I somehow ended second quarter of Russian at U Chicago with a coursegrade of an A, an ability to read and decipher controlled texts, a decent command of writing random dialogues and short essays – and nearly no ability to participate in dialogue or give accurate verbal information.
This seems to be a general complaint of language classes at Chicago: a heavy emphasis on grammar and vocabulary memorization, and correct application of grammar and vocabulary in writing, but little practice with practical language use. In short: too much information, and too little practice reinforcing the material. Students in upper levels of Chinese, for example, get vocabulary lists sixty to a hundred words long each week, and are tested on the words, but rarely practice using them in context. In Russian we had a lot of reading material, but very little audio input, and almost no verbal engagement. It’s an odd mismatch of syllabus and student pace – students can not learn all new linguistic information if the pace is too fast or input overwhelming; regardless of the pace of the class, second language students will learn according to internal clock.

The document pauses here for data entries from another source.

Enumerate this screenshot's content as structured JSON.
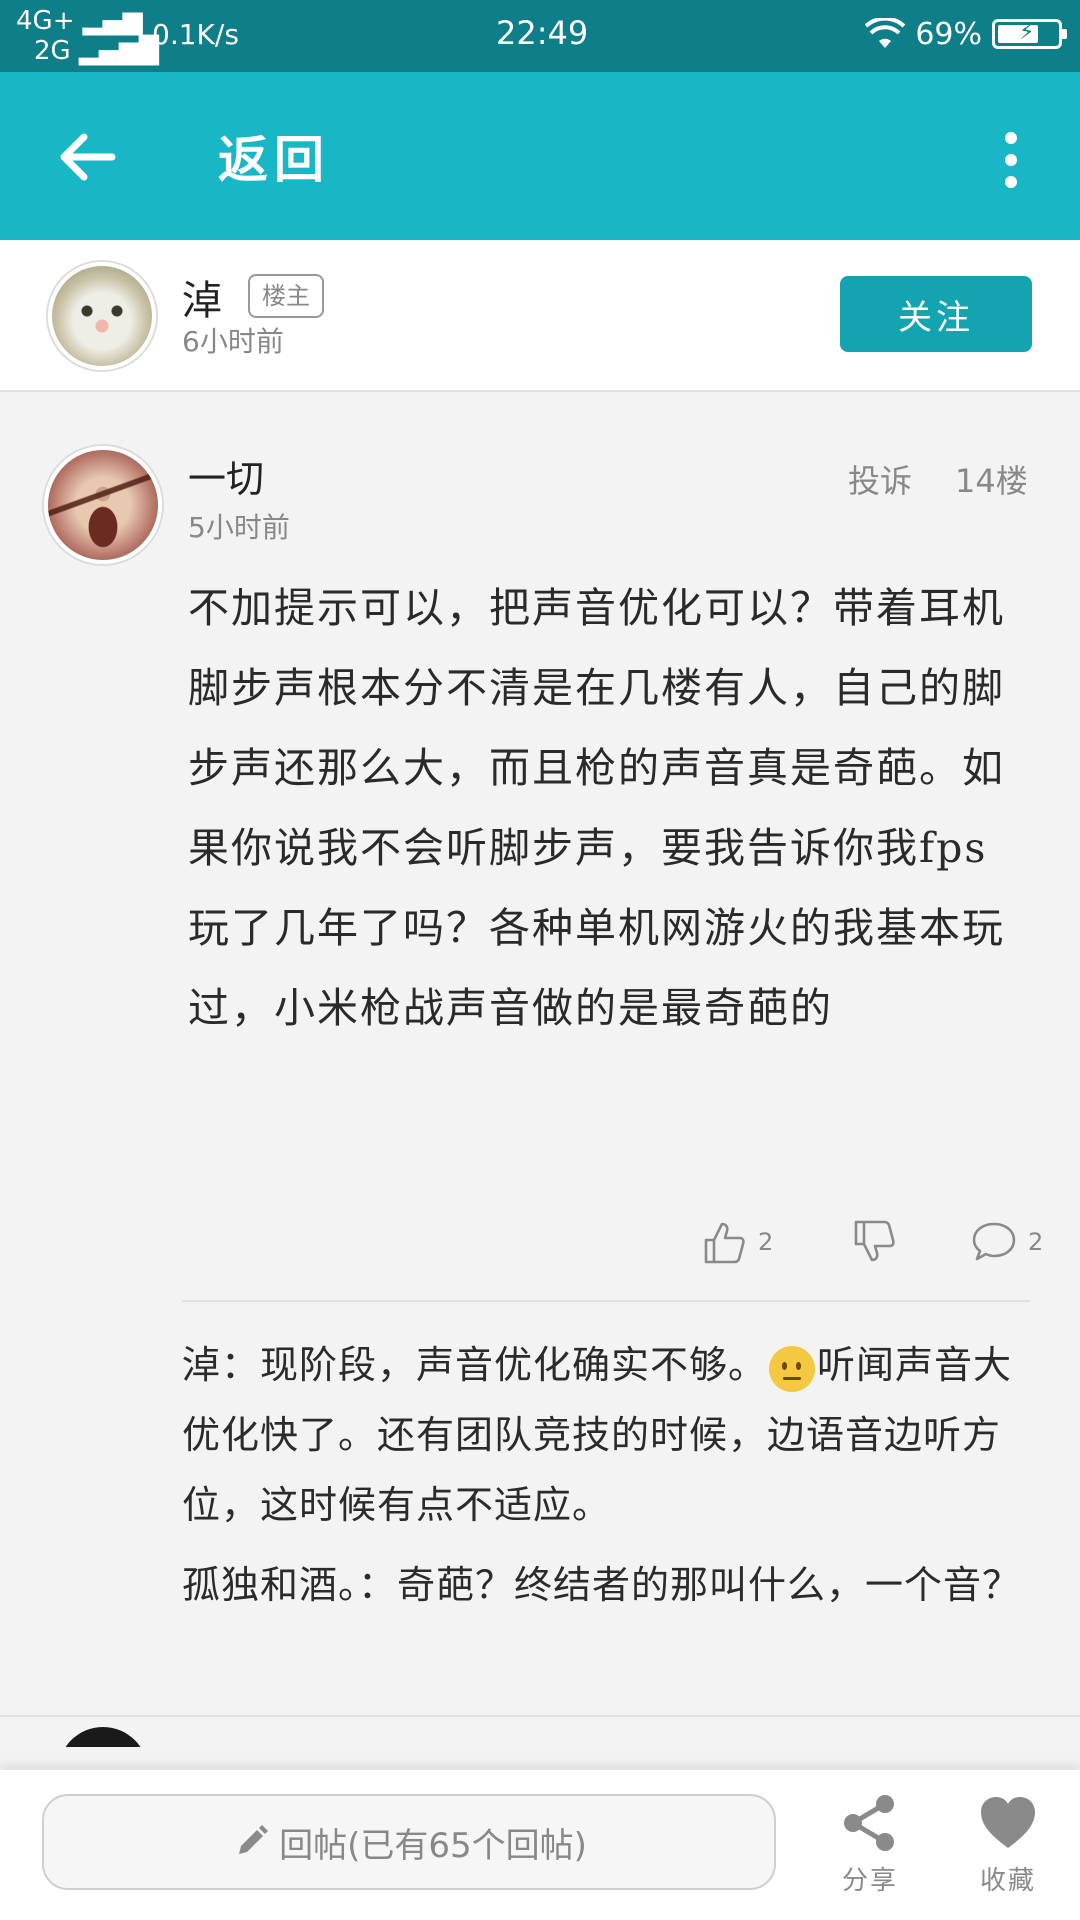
{
  "status_bar": {
    "network_top": "4G+",
    "network_bottom": "2G",
    "speed": "0.1K/s",
    "time": "22:49",
    "battery": "69%",
    "battery_level": 0.69
  },
  "app_bar": {
    "back_icon": "arrow-left-icon",
    "title": "返回",
    "more_icon": "more-vertical-icon"
  },
  "op": {
    "name": "淖",
    "badge": "楼主",
    "time": "6小时前",
    "follow_label": "关注"
  },
  "post": {
    "author": "一切",
    "time": "5小时前",
    "report_label": "投诉",
    "floor": "14楼",
    "body": "不加提示可以，把声音优化可以？带着耳机脚步声根本分不清是在几楼有人，自己的脚步声还那么大，而且枪的声音真是奇葩。如果你说我不会听脚步声，要我告诉你我fps玩了几年了吗？各种单机网游火的我基本玩过，小米枪战声音做的是最奇葩的",
    "likes": "2",
    "comments": "2",
    "replies": [
      {
        "author": "淖",
        "sep": "：",
        "text_before_emoji": "现阶段，声音优化确实不够。",
        "emoji": "sweat-smile-emoji",
        "text_after_emoji": "听闻声音大优化快了。还有团队竞技的时候，边语音边听方位，这时候有点不适应。"
      },
      {
        "author": "孤独和酒。",
        "sep": "：",
        "text": "奇葩？终结者的那叫什么，一个音？"
      }
    ]
  },
  "bottom_bar": {
    "reply_placeholder": "回帖(已有65个回帖)",
    "share_label": "分享",
    "favorite_label": "收藏"
  }
}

So when I was confronted with a Russian-Kyrgyz woman from Osh who spoke no English and had accidentally taken my seat on the Chicago-Istanbul flight, I floundered and flopped a bit before getting my footing. I had learned how to say everything I needed – the verbs, the tenses, the irregular conjugations, the package-and-airport related vocabulary. But having learned it, seen it, written it is not the same as being able to organically use it. It just leaves that haunting sense of knowing something that is just beyond your reach. So we chatted along – about her daughter who works in Minot, ND about my visit to Osh for a wedding last summer, about the weather. And, knowing neither English nor Turkish (how does she thus travel?!), she began to ask me to translate the flight menu (not so difficult), and to describe the procedures for international transfers in the Istanbul Ataturk Airport (quite a bit more difficult). I had almost all the vocabulary, and I knew I had learned all the correct verbs in the most applicable tenses – but I just couldn’t quite use it. And that’s when I decided where I want my Russian to be. I never need to be native-like fluent in the language, like I was in Chinese. But I want to keep up study for a year (or classes for 2-6 months, depending on frequency, and then practice and review), so I will be at the point where I know just a little bit more – and can use it all. At the point where I could actually give instructions on how to get through the airport clear enough that I would only have to say them once (and not three times, with quite a bit of gesture-drawing, as I did).